Satellite broadband executives were not immediately sure how the agency’s reclassification strategy would affect their services. They said they'll watch the proceeding closely. Potential regulation of pricing was raised as one concern by an executive who then said the company was still digesting the issue. Satellite’s concrete bandwidth limitations make network management a necessity and most customers sign agreements limiting bandwidth use when they sign up.

Bringing broadband under Section 208 could open ISPs to expensive legal challenges, lawyers said. The section allows “any person, any body politic or municipal organization, or State commission,” to file a complaint at the FCC for any alleged Communications Act violation. Left open was the question of whether broadband service would be subject to Section 207, which sets up a process by carriers that can be sued in federal court, a communications lawyer said. “That would obviously be a huge concern, considering the litigiousness of the communications plaintiffs bar,” the lawyer said. “Where a number of Supreme Court cases over the last several years have foreclosed antitrust damages suits against telecommunication providers, the application of Section 207 to Internet service providers just exposes them to a whole new level of potential litigation."

Consumer privacy protections under Section 222 could also burden providers, the lawyer said. “Just think back to the VoIP industry prior to the imposition of CPNI regulations, and you can see that resulted in very significant requirements, compliance obligations and numerous enforcement actions,” the lawyer said.

Another source of uncertainty is section 254, which covers universal service.
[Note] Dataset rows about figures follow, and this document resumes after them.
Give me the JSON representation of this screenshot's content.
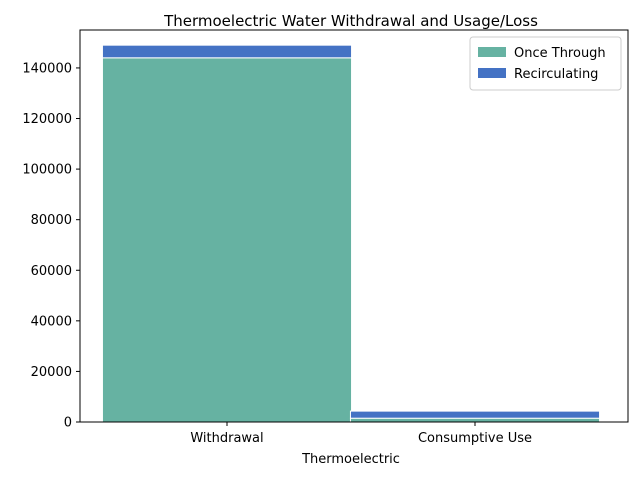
{
  "chart_data": {
    "type": "bar",
    "stacked": true,
    "title": "Thermoelectric Water Withdrawal and Usage/Loss",
    "xlabel": "Thermoelectric",
    "ylabel": "",
    "categories": [
      "Withdrawal",
      "Consumptive Use"
    ],
    "series": [
      {
        "name": "Once Through",
        "values": [
          144000,
          1500
        ],
        "color": "#66b2a2"
      },
      {
        "name": "Recirculating",
        "values": [
          5000,
          2800
        ],
        "color": "#4472c4"
      }
    ],
    "ylim": [
      0,
      155000
    ],
    "yticks": [
      0,
      20000,
      40000,
      60000,
      80000,
      100000,
      120000,
      140000
    ],
    "grid": false,
    "legend_position": "top-right"
  }
}
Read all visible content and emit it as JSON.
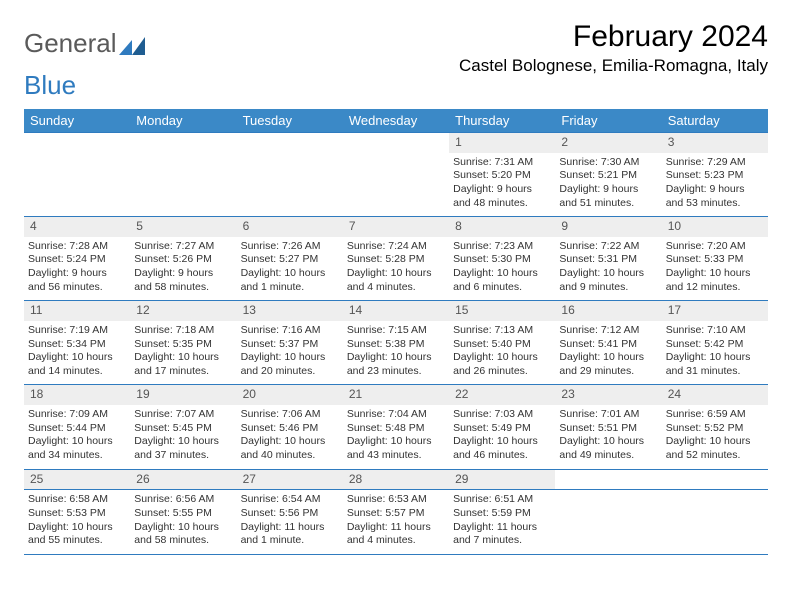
{
  "brand": {
    "part1": "General",
    "part2": "Blue"
  },
  "title": "February 2024",
  "location": "Castel Bolognese, Emilia-Romagna, Italy",
  "colors": {
    "header_bg": "#3b89c7",
    "header_text": "#ffffff",
    "daynum_bg": "#eeeeee",
    "row_border": "#2f7bbf",
    "logo_gray": "#5a5a5a",
    "logo_blue": "#2f7bbf"
  },
  "day_headers": [
    "Sunday",
    "Monday",
    "Tuesday",
    "Wednesday",
    "Thursday",
    "Friday",
    "Saturday"
  ],
  "weeks": [
    [
      null,
      null,
      null,
      null,
      {
        "n": "1",
        "sr": "Sunrise: 7:31 AM",
        "ss": "Sunset: 5:20 PM",
        "d1": "Daylight: 9 hours",
        "d2": "and 48 minutes."
      },
      {
        "n": "2",
        "sr": "Sunrise: 7:30 AM",
        "ss": "Sunset: 5:21 PM",
        "d1": "Daylight: 9 hours",
        "d2": "and 51 minutes."
      },
      {
        "n": "3",
        "sr": "Sunrise: 7:29 AM",
        "ss": "Sunset: 5:23 PM",
        "d1": "Daylight: 9 hours",
        "d2": "and 53 minutes."
      }
    ],
    [
      {
        "n": "4",
        "sr": "Sunrise: 7:28 AM",
        "ss": "Sunset: 5:24 PM",
        "d1": "Daylight: 9 hours",
        "d2": "and 56 minutes."
      },
      {
        "n": "5",
        "sr": "Sunrise: 7:27 AM",
        "ss": "Sunset: 5:26 PM",
        "d1": "Daylight: 9 hours",
        "d2": "and 58 minutes."
      },
      {
        "n": "6",
        "sr": "Sunrise: 7:26 AM",
        "ss": "Sunset: 5:27 PM",
        "d1": "Daylight: 10 hours",
        "d2": "and 1 minute."
      },
      {
        "n": "7",
        "sr": "Sunrise: 7:24 AM",
        "ss": "Sunset: 5:28 PM",
        "d1": "Daylight: 10 hours",
        "d2": "and 4 minutes."
      },
      {
        "n": "8",
        "sr": "Sunrise: 7:23 AM",
        "ss": "Sunset: 5:30 PM",
        "d1": "Daylight: 10 hours",
        "d2": "and 6 minutes."
      },
      {
        "n": "9",
        "sr": "Sunrise: 7:22 AM",
        "ss": "Sunset: 5:31 PM",
        "d1": "Daylight: 10 hours",
        "d2": "and 9 minutes."
      },
      {
        "n": "10",
        "sr": "Sunrise: 7:20 AM",
        "ss": "Sunset: 5:33 PM",
        "d1": "Daylight: 10 hours",
        "d2": "and 12 minutes."
      }
    ],
    [
      {
        "n": "11",
        "sr": "Sunrise: 7:19 AM",
        "ss": "Sunset: 5:34 PM",
        "d1": "Daylight: 10 hours",
        "d2": "and 14 minutes."
      },
      {
        "n": "12",
        "sr": "Sunrise: 7:18 AM",
        "ss": "Sunset: 5:35 PM",
        "d1": "Daylight: 10 hours",
        "d2": "and 17 minutes."
      },
      {
        "n": "13",
        "sr": "Sunrise: 7:16 AM",
        "ss": "Sunset: 5:37 PM",
        "d1": "Daylight: 10 hours",
        "d2": "and 20 minutes."
      },
      {
        "n": "14",
        "sr": "Sunrise: 7:15 AM",
        "ss": "Sunset: 5:38 PM",
        "d1": "Daylight: 10 hours",
        "d2": "and 23 minutes."
      },
      {
        "n": "15",
        "sr": "Sunrise: 7:13 AM",
        "ss": "Sunset: 5:40 PM",
        "d1": "Daylight: 10 hours",
        "d2": "and 26 minutes."
      },
      {
        "n": "16",
        "sr": "Sunrise: 7:12 AM",
        "ss": "Sunset: 5:41 PM",
        "d1": "Daylight: 10 hours",
        "d2": "and 29 minutes."
      },
      {
        "n": "17",
        "sr": "Sunrise: 7:10 AM",
        "ss": "Sunset: 5:42 PM",
        "d1": "Daylight: 10 hours",
        "d2": "and 31 minutes."
      }
    ],
    [
      {
        "n": "18",
        "sr": "Sunrise: 7:09 AM",
        "ss": "Sunset: 5:44 PM",
        "d1": "Daylight: 10 hours",
        "d2": "and 34 minutes."
      },
      {
        "n": "19",
        "sr": "Sunrise: 7:07 AM",
        "ss": "Sunset: 5:45 PM",
        "d1": "Daylight: 10 hours",
        "d2": "and 37 minutes."
      },
      {
        "n": "20",
        "sr": "Sunrise: 7:06 AM",
        "ss": "Sunset: 5:46 PM",
        "d1": "Daylight: 10 hours",
        "d2": "and 40 minutes."
      },
      {
        "n": "21",
        "sr": "Sunrise: 7:04 AM",
        "ss": "Sunset: 5:48 PM",
        "d1": "Daylight: 10 hours",
        "d2": "and 43 minutes."
      },
      {
        "n": "22",
        "sr": "Sunrise: 7:03 AM",
        "ss": "Sunset: 5:49 PM",
        "d1": "Daylight: 10 hours",
        "d2": "and 46 minutes."
      },
      {
        "n": "23",
        "sr": "Sunrise: 7:01 AM",
        "ss": "Sunset: 5:51 PM",
        "d1": "Daylight: 10 hours",
        "d2": "and 49 minutes."
      },
      {
        "n": "24",
        "sr": "Sunrise: 6:59 AM",
        "ss": "Sunset: 5:52 PM",
        "d1": "Daylight: 10 hours",
        "d2": "and 52 minutes."
      }
    ],
    [
      {
        "n": "25",
        "sr": "Sunrise: 6:58 AM",
        "ss": "Sunset: 5:53 PM",
        "d1": "Daylight: 10 hours",
        "d2": "and 55 minutes."
      },
      {
        "n": "26",
        "sr": "Sunrise: 6:56 AM",
        "ss": "Sunset: 5:55 PM",
        "d1": "Daylight: 10 hours",
        "d2": "and 58 minutes."
      },
      {
        "n": "27",
        "sr": "Sunrise: 6:54 AM",
        "ss": "Sunset: 5:56 PM",
        "d1": "Daylight: 11 hours",
        "d2": "and 1 minute."
      },
      {
        "n": "28",
        "sr": "Sunrise: 6:53 AM",
        "ss": "Sunset: 5:57 PM",
        "d1": "Daylight: 11 hours",
        "d2": "and 4 minutes."
      },
      {
        "n": "29",
        "sr": "Sunrise: 6:51 AM",
        "ss": "Sunset: 5:59 PM",
        "d1": "Daylight: 11 hours",
        "d2": "and 7 minutes."
      },
      null,
      null
    ]
  ]
}
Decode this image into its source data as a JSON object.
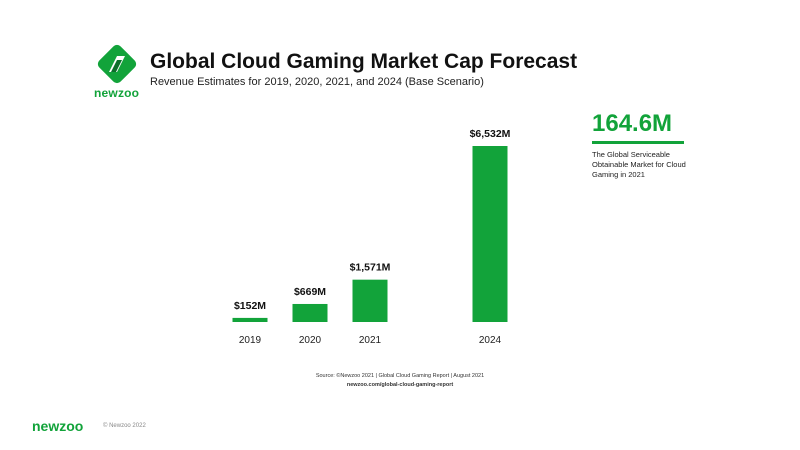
{
  "brand": {
    "logo_text": "newzoo",
    "green": "#12a33a",
    "dark_green": "#0b6e2a"
  },
  "title": "Global Cloud Gaming Market Cap Forecast",
  "subtitle": "Revenue Estimates for 2019, 2020, 2021, and 2024 (Base Scenario)",
  "chart_data": {
    "type": "bar",
    "categories": [
      "2019",
      "2020",
      "2021",
      "2024"
    ],
    "values": [
      152,
      669,
      1571,
      6532
    ],
    "value_labels": [
      "$152M",
      "$669M",
      "$1,571M",
      "$6,532M"
    ],
    "unit": "USD millions",
    "ylim": [
      0,
      6532
    ],
    "grid": false,
    "legend": "none",
    "bar_color": "#12a33a"
  },
  "stat": {
    "value": "164.6M",
    "description": "The Global Serviceable Obtainable Market for Cloud Gaming in 2021"
  },
  "source": {
    "text": "Source: ©Newzoo 2021 | Global Cloud Gaming Report | August 2021",
    "url": "newzoo.com/global-cloud-gaming-report"
  },
  "footer": {
    "logo_text": "newzoo",
    "copyright": "© Newzoo 2022"
  }
}
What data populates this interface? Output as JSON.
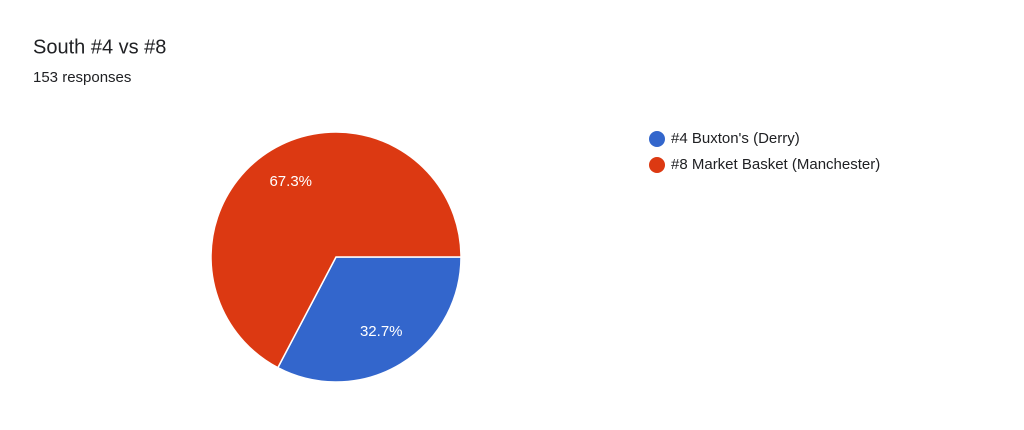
{
  "chart_data": {
    "type": "pie",
    "title": "South #4 vs #8",
    "subtitle": "153 responses",
    "categories": [
      "#4 Buxton's (Derry)",
      "#8 Market Basket (Manchester)"
    ],
    "values": [
      32.7,
      67.3
    ],
    "value_labels": [
      "32.7%",
      "67.3%"
    ],
    "colors": [
      "#3366cc",
      "#dc3912"
    ],
    "legend": "right"
  }
}
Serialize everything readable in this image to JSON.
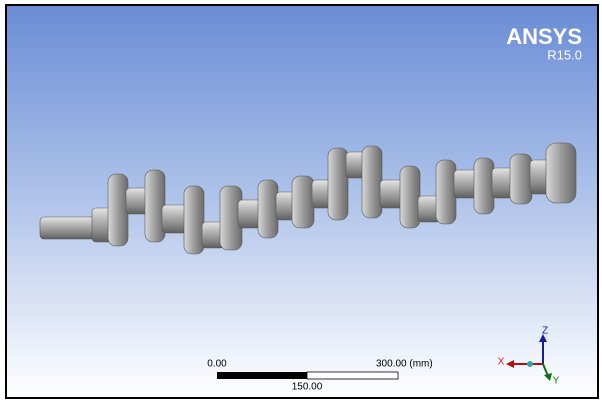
{
  "logo": {
    "name": "ANSYS",
    "version": "R15.0"
  },
  "scale_bar": {
    "start": "0.00",
    "end": "300.00 (mm)",
    "middle": "150.00"
  },
  "triad": {
    "x": "X",
    "y": "Y",
    "z": "Z"
  }
}
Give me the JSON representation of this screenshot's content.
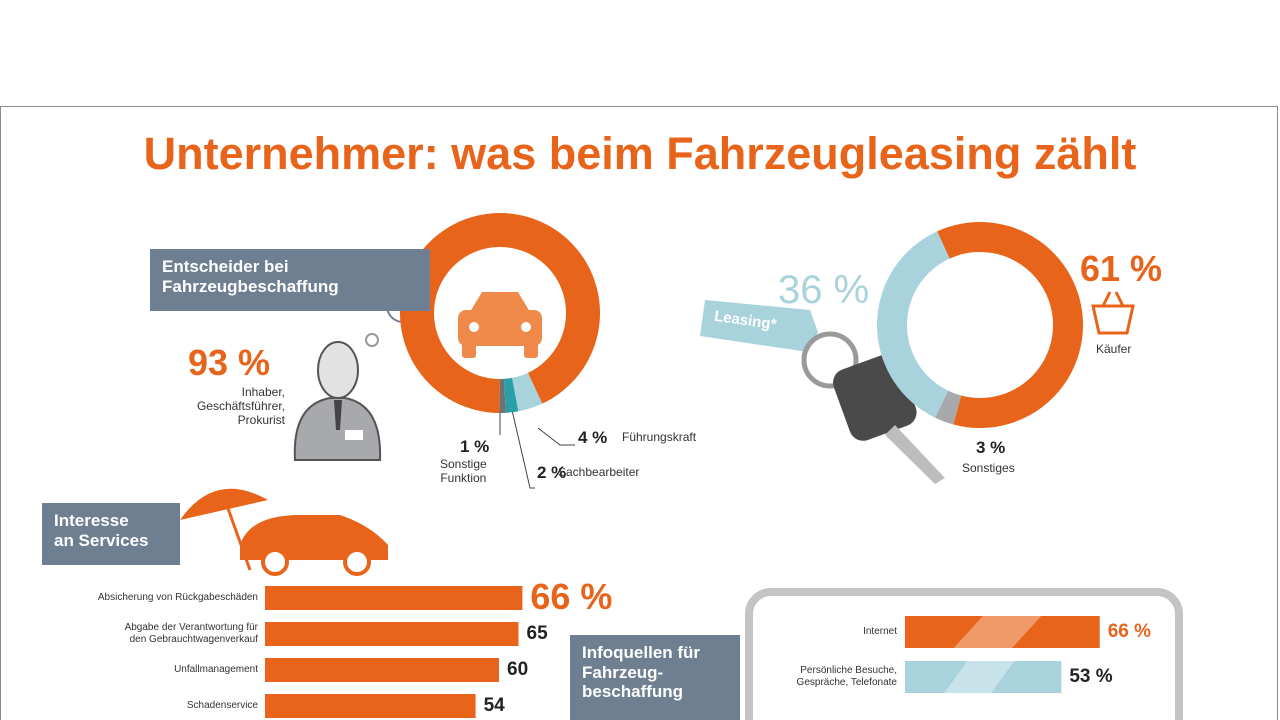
{
  "title": "Unternehmer: was beim Fahrzeugleasing zählt",
  "chart_data": [
    {
      "type": "donut",
      "title": "Entscheider bei\nFahrzeugbeschaffung",
      "categories": [
        "Inhaber,\nGeschäftsführer,\nProkurist",
        "Sonstige\nFunktion",
        "Sachbearbeiter",
        "Führungskraft"
      ],
      "values": [
        93,
        1,
        2,
        4
      ],
      "value_labels": [
        "93 %",
        "1 %",
        "2 %",
        "4 %"
      ],
      "colors": [
        "#e8641b",
        "#6f7275",
        "#2a9fa8",
        "#a9d3dc"
      ]
    },
    {
      "type": "donut",
      "categories": [
        "Käufer",
        "Leasing*",
        "Sonstiges"
      ],
      "values": [
        61,
        36,
        3
      ],
      "value_labels": [
        "61 %",
        "36 %",
        "3 %"
      ],
      "colors": [
        "#e8641b",
        "#a9d3dc",
        "#a7a9ac"
      ]
    },
    {
      "type": "hbar",
      "title": "Interesse\nan Services",
      "categories": [
        "Absicherung von Rückgabeschäden",
        "Abgabe der Verantwortung für\nden Gebrauchtwagenverkauf",
        "Unfallmanagement",
        "Schadenservice"
      ],
      "values": [
        66,
        65,
        60,
        54
      ],
      "value_labels": [
        "66 %",
        "65",
        "60",
        "54"
      ],
      "color": "#e8641b"
    },
    {
      "type": "hbar",
      "title": "Infoquellen für\nFahrzeug-\nbeschaffung",
      "categories": [
        "Internet",
        "Persönliche Besuche,\nGespräche, Telefonate"
      ],
      "values": [
        66,
        53
      ],
      "value_labels": [
        "66 %",
        "53 %"
      ],
      "colors": [
        "#e8641b",
        "#a9d3dc"
      ]
    }
  ]
}
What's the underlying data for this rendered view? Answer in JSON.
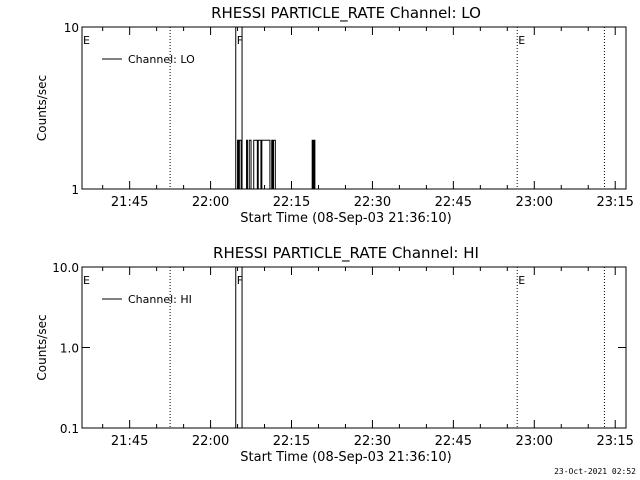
{
  "chart_data": [
    {
      "type": "line",
      "title": "RHESSI PARTICLE_RATE Channel: LO",
      "xlabel": "Start Time (08-Sep-03 21:36:10)",
      "ylabel": "Counts/sec",
      "yscale": "log",
      "ylim": [
        1,
        10
      ],
      "xlim": [
        "21:36:10",
        "23:17:00"
      ],
      "yticks": [
        "1",
        "10"
      ],
      "xticks": [
        "21:45",
        "22:00",
        "22:15",
        "22:30",
        "22:45",
        "23:00",
        "23:15"
      ],
      "legend": "Channel: LO",
      "legend_position": "top-left",
      "markers": [
        {
          "label": "E",
          "x": "21:36:10",
          "line": false
        },
        {
          "label": "",
          "x": "21:52:30",
          "line": true
        },
        {
          "label": "F",
          "x": "22:04:40",
          "line": false
        },
        {
          "label": "E",
          "x": "22:56:50",
          "line": true
        },
        {
          "label": "",
          "x": "23:13:00",
          "line": true
        }
      ],
      "series": [
        {
          "name": "Channel: LO",
          "x": [
            "22:04:45",
            "22:05:00",
            "22:05:10",
            "22:05:20",
            "22:05:40",
            "22:06:00",
            "22:06:40",
            "22:06:50",
            "22:07:10",
            "22:07:30",
            "22:07:40",
            "22:08:00",
            "22:08:40",
            "22:08:50",
            "22:09:00",
            "22:09:20",
            "22:09:30",
            "22:09:50",
            "22:10:00",
            "22:10:40",
            "22:11:00",
            "22:11:20",
            "22:11:30",
            "22:11:40",
            "22:12:00",
            "22:12:30",
            "22:18:50",
            "22:19:00",
            "22:19:10",
            "22:19:20"
          ],
          "y": [
            1,
            2,
            1,
            2,
            1,
            1,
            2,
            1,
            2,
            1,
            1,
            2,
            1,
            2,
            2,
            1,
            2,
            2,
            2,
            2,
            1,
            2,
            1,
            2,
            1,
            1,
            2,
            1,
            2,
            1
          ]
        }
      ]
    },
    {
      "type": "line",
      "title": "RHESSI PARTICLE_RATE Channel: HI",
      "xlabel": "Start Time (08-Sep-03 21:36:10)",
      "ylabel": "Counts/sec",
      "yscale": "log",
      "ylim": [
        0.1,
        10
      ],
      "xlim": [
        "21:36:10",
        "23:17:00"
      ],
      "yticks": [
        "0.1",
        "1.0",
        "10.0"
      ],
      "xticks": [
        "21:45",
        "22:00",
        "22:15",
        "22:30",
        "22:45",
        "23:00",
        "23:15"
      ],
      "legend": "Channel: HI",
      "legend_position": "top-left",
      "markers": [
        {
          "label": "E",
          "x": "21:36:10",
          "line": false
        },
        {
          "label": "",
          "x": "21:52:30",
          "line": true
        },
        {
          "label": "F",
          "x": "22:04:40",
          "line": false
        },
        {
          "label": "E",
          "x": "22:56:50",
          "line": true
        },
        {
          "label": "",
          "x": "23:13:00",
          "line": true
        }
      ],
      "series": []
    }
  ],
  "timestamp": "23-Oct-2021 02:52"
}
If broadband is reclassified under Title II, ISPs could immediately be required to contribute to the Universal Service Fund, Dow Lohnes attorney J.G. Harrington wrote clients. “In fact, one issue the FCC may have to confront if it adopts the reclassification proposal is ensuring that it does not subject Internet access to existing rules that are not adapted to the service,” he wrote. “Absent a ruling that modified the amount of the payment, this requirement could add as much as $5 or $6 to the typical bill for broadband access.” But ISPs could benefit from Section 254 as recipients of USF funds, lawyers said.

That the six sections referenced by Schlick are open to interpretation worries Lariat.net owner Brett Glass, he said. “So much depends on interpretation. You have these six sections of a big law, and they don’t exist in isolation” because there are many other Title II sections the chairman doesn’t seek to apply to broadband transport, Glass said. “So it’s hard to tell how they could be applied when they are divorced from the remaining sections.” A common-carrier requirement to sell broadband to anyone in a service area also worries Glass, whose company has about 1,000 subscriptions in the Laramie, Wyo., area. “It doesn’t make sense for a small ISP who doesn’t have a fixed government service territory. My territory expands” and changes over time, he said. “The clauses that involve a duty to supply service don’t make sense in that context.” In a post Friday to the FCC’s broadband blog, Glass called Genachowski’s third way a “third rail.”